Wesper can help sleep dentists in two major stages of the OSA diagnosis procedure:Firstly, Wesper can be used to help patients screen and understand how their untreated OSA may be impacting their sleep and quality of life. Many patients are often “on the fence” regarding receiving treatments for their sleep apnea. A test with the Wesper device can help encourage these patients to overcome this fence and treat their symptoms by showing them the extent of their undiagnosed OSA.
Secondly, Wesper can help dentists after the insertion of an oral therapy appliance.

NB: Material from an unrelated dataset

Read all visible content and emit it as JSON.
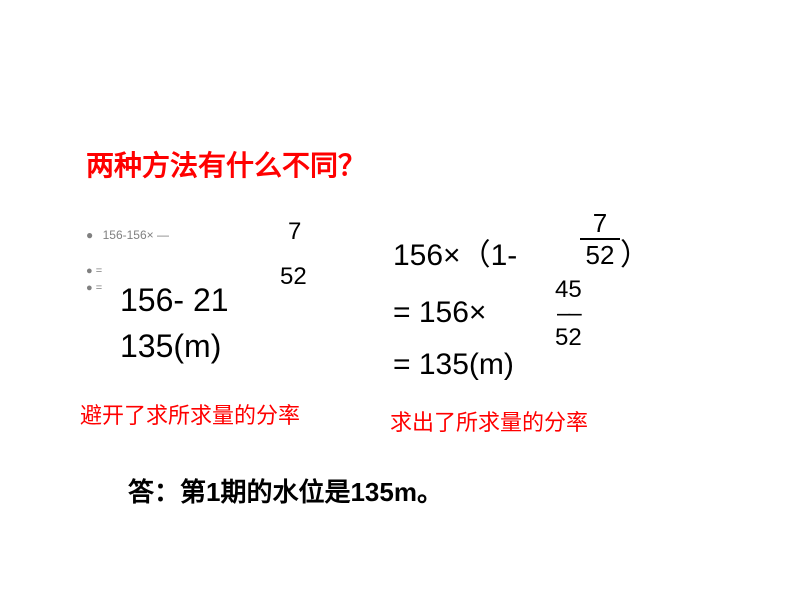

During the titration process of the appliance, utilizing Wesper tests over the course of a few weeks can provide sleep dentists with valuable data regarding how patients might be responding to even the slightest of adjustments. This data will then help dentists optimize the effectiveness of the oral appliance and achieve a comfortable equilibrium for their patients.
Thus, Wesper essentially helps sleep dentists offer value-based care by providing them with much-needed data during the process of diagnosing and treating OSA.
The Wesper Experience
JC is a healthy 43-year-old male with a normal BMI. He previously underwent an HST after years of suffering from excessive daytime sleepiness, snoring, and occasional breathlessness after waking. He was prescribed the HST Watch-PAT to test for OSA and evaluate snore volume and wakefulness. After he got his result, he followed up with his primary care physician and it was deemed unnecessary for additional testing or treatment, despite JC continuing to be symptomatic for OSA. He also purchased an OTC mandibular advancement device in hopes of treating his symptoms.
JC’s Wesper Journey:
To further evaluate his sleep issues, JC purchased Wesper and took a total of 11 initial tests, 3 with his oral appliance, before booking a consultation to review his results. On review of his data, JC demonstrated mild-moderate inconsistent breathing which fluctuates from night-to-night. His worst nights averaged 12-17 breathing events per hour. His OTC mandibular advancement device reduced his breathing events by an average of 3 events per hour on average, but not significant enough to improve his overall breathing quality. After reviewing his health/sleep history, his symptoms, previous sleep study, Wesper data, and Pulse Ox data, our sleep specialist concluded that a full PSG would likely be determinant for mild OSA. Because OTC MAD was shown to have a mild positive effect on breathing quality, it’s likely that a prescription MAD with titration would improve his breathing quality significantly.
JC took the results from Wesper and key advice from his consultation to his PCP to review, and his PCP acknowledged there is likely an issue and apologized for not previously taking his concerns seriously. JC was referred to a sleep clinic for a full PSG for further evaluation. While JC waits for his PSG, he continues to test with Wesper while trying various OTC therapies to improve his breathing and sleep quality. With trial and error and continued consultation, JC has reduced his average breathing events per hour from 8 to 4.